Peut-être que filmer ça, un girl group
contemporain, des Beatles meufs et blacks
de cité, était le noyau originel du désir
de Céline Sciamma, pour redire que la pop,
le cinéma, la société, n’appartiennent pas
seulement aux mâles blancs. Ou peut-être
que cette lignée soul pop n’est que mon
fantasme, ma relecture à moi. En tout cas,
de Lucy in the Sky with Diamonds (Beatles)
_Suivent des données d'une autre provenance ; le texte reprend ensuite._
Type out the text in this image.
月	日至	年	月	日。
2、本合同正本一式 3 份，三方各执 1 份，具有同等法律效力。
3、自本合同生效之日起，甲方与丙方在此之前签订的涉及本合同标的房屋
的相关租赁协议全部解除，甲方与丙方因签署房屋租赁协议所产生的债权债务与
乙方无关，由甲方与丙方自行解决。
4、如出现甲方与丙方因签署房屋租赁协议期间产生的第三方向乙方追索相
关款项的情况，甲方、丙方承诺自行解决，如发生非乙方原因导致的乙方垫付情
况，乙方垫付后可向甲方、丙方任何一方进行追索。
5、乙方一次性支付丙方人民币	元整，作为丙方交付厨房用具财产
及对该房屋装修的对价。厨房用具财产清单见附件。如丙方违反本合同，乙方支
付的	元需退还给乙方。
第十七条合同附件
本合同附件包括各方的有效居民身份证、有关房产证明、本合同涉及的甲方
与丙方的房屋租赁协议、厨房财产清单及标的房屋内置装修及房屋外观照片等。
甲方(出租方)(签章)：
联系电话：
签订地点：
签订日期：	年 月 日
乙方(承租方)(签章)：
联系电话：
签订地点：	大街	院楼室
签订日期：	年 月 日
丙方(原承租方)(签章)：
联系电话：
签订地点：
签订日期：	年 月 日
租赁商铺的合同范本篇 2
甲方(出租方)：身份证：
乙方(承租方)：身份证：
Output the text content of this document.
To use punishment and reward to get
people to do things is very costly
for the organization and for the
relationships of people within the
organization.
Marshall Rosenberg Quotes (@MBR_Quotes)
aux “diamonds in the sky” de Rihanna,
des swinging sixties à notre rude début
de XXIe siècle, de la pop noire ou blanche
d’antan aux polymixages d’aujourd’hui, i
l y a comme une permanence de la beauté,
du sex-appeal et de l’énergie de
la jeunesse, qui peut briller de l’éclat
de diamants dans le ciel pour peu qu’elle
soit boostée par une bonne chanson.
Mais de même qu’un hit-single dure
trois ou quatre minutes, les moments
de bonheur collectif, de parfaite harmonie
à quatre, d’ascension des sens vers le
nirvana, et de partage, sont fugaces,
fragiles, éphémères. Des petites bulles de
félicité que l’on voudrait faire éternellement
durer, mais qui éclatent toujours au contact
des réalités de la société et du quotidien.
Pour Vic, cette réalité est un empilement
de contraintes et d’interdits. Etre jeune,
fille, noire, dans une cité, c’est subir la loi
des grands frères, des garçons, de la
religion, de la société française dominante,
tout en endossant par devoir le rôle
de mère d’appoint pour les petites sœurs.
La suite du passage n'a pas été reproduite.